For us in Latin America, it’s always common to say or think about why there isn’t more assistance provided for Spanish-speaking players. They often leave their native countries for the first time as teenagers without translators to accompany them during their adventures in the United States, a luxury that does exist for players who come from Japan, South Korea and elsewhere in the eastern hemisphere.
The Miami Marlins are doing the next-best thing. They are trying to become the first bilingual professional sports organization in the world, as education coordinator Emily Glass and lead teacher Pamela Mejía de Rodríguez explained earlier this week. The two of them led a presentation on bilingual player development and education at Global C.R.E.D. 2020 (Credentialing and Recognizing Excellence and Determination).
“We teach Spanish and English to all of our players in the minor leagues throughout our professional baseball team,” Glass said during the video conference which was livestreamed on YouTube. “The key for our work is we teach Spanish and English to empower our players, to thrive in a globalized world, and to serve one another…in the whole organization.”
According to the presentation, 95 of 214 players in the Marlins organization (44.4%) are from Latin American countries. Their major league roster and MiLB affiliate rosters include representatives from Cuba, the Dominican Republic, México, Venezuela, Colombia, and Puerto Rico. The Marlins want them to have the language and life skills to be able to adapt to a new culture, both during and after their playing careers.

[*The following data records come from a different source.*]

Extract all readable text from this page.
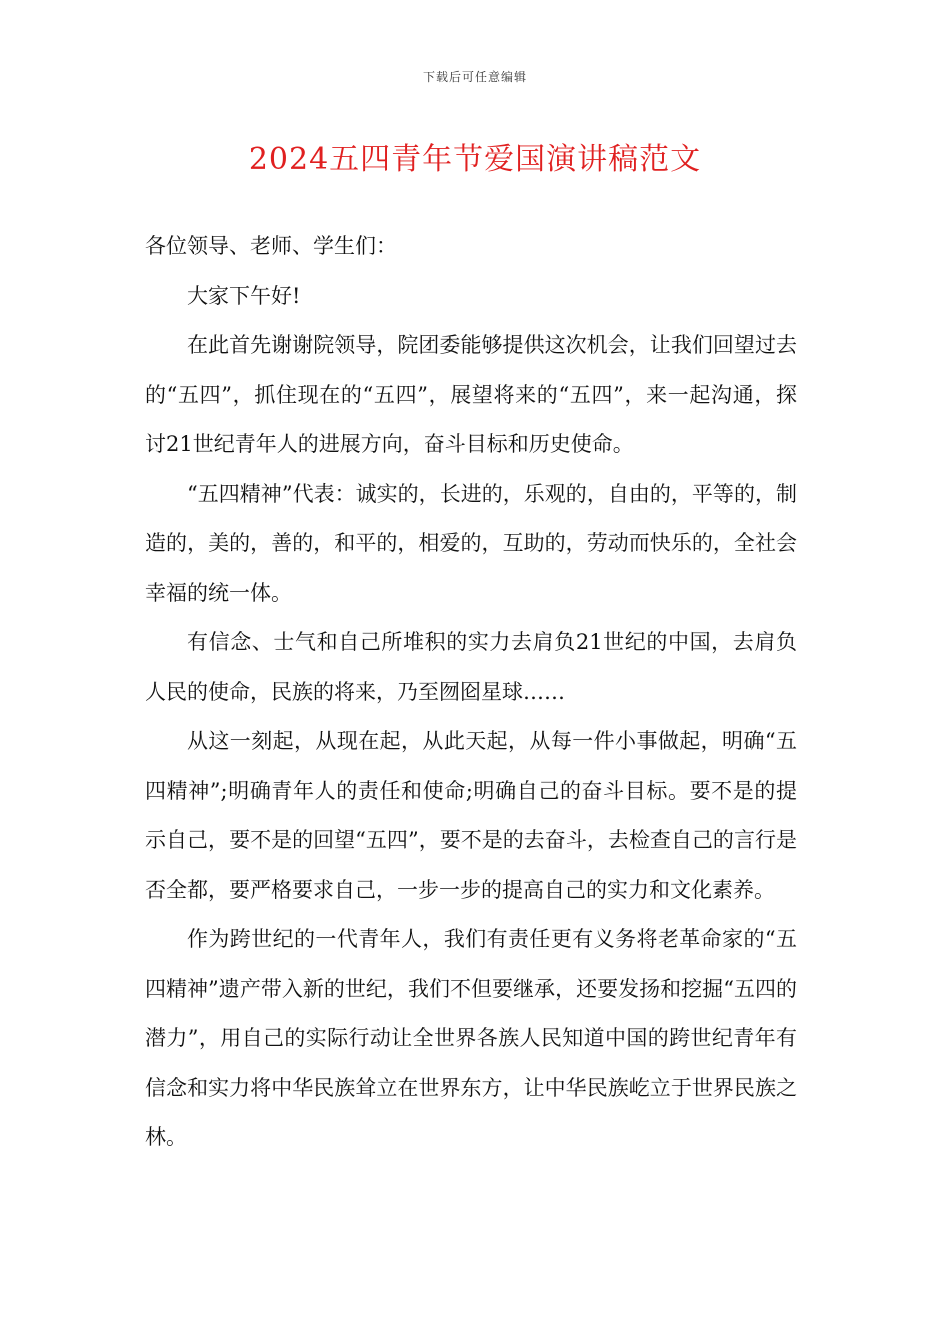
下载后可任意编辑
2024五四青年节爱国演讲稿范文

各位领导、老师、学生们：

大家下午好!

在此首先谢谢院领导，院团委能够提供这次机会，让我们回望过去的“五四”，抓住现在的“五四”，展望将来的“五四”，来一起沟通，探讨21世纪青年人的进展方向，奋斗目标和历史使命。

“五四精神”代表：诚实的，长进的，乐观的，自由的，平等的，制造的，美的，善的，和平的，相爱的，互助的，劳动而快乐的，全社会幸福的统一体。

有信念、士气和自己所堆积的实力去肩负21世纪的中国，去肩负人民的使命，民族的将来，乃至囫囵星球……

从这一刻起，从现在起，从此天起，从每一件小事做起，明确“五四精神”;明确青年人的责任和使命;明确自己的奋斗目标。要不是的提示自己，要不是的回望“五四”，要不是的去奋斗，去检查自己的言行是否全都，要严格要求自己，一步一步的提高自己的实力和文化素养。

作为跨世纪的一代青年人，我们有责任更有义务将老革命家的“五四精神”遗产带入新的世纪，我们不但要继承，还要发扬和挖掘“五四的潜力”，用自己的实际行动让全世界各族人民知道中国的跨世纪青年有信念和实力将中华民族耸立在世界东方，让中华民族屹立于世界民族之林。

“Since we started this program, you can see the locker room more integrated,” Mejía de Rodriguez said. “People just talk to each other, they know each other, and even when they’re in the offseason they keep texting and communicating with each other. That makes us proud as a teacher because the work we’re doing is actually having an impact.”
The Marlins are observing a wide range of benefits from this program:
- Improves relationships and communication
- Improves team performance
- Faster adaptation
- Players perform with more confidence
- Create empathy among the team
Towards the end of the presentation, they played a video featuring Marlins outfielders JJ Bleday and Víctor Mesa Jr. and infielder Nic Ready. Each prospect spoke in their second language—Bleday and Ready in Spanish, Mesa in English—about how the education program has helped them.

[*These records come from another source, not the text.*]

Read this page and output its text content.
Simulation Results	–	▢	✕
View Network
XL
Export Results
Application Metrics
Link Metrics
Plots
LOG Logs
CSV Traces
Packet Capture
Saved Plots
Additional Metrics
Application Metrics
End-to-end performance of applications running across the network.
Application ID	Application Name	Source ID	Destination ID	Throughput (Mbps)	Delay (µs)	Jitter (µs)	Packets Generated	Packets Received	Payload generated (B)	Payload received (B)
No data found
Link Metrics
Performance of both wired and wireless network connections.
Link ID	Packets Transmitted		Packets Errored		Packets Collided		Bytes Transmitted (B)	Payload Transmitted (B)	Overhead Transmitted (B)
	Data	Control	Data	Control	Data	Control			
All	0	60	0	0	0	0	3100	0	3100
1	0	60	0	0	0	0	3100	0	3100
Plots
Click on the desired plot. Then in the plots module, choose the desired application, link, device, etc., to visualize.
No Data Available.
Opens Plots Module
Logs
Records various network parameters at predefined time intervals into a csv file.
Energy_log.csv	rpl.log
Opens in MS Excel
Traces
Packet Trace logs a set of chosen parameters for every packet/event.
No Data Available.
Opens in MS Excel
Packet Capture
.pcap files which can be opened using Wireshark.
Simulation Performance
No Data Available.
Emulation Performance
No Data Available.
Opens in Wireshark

“A bilingual education system is really the glue that holds all of our standards together,” Glass said. “It of course affects our ability to communicate, our communication skills.”
“It also affects [the players’] identity formation,” she continued. “It affects their values and self-awareness, their ability to think critically, their culture of development as young men in the Miami Marlins that are ready to win, compete, and serve the communities. Our bilingual education program is something we’re really proud of.”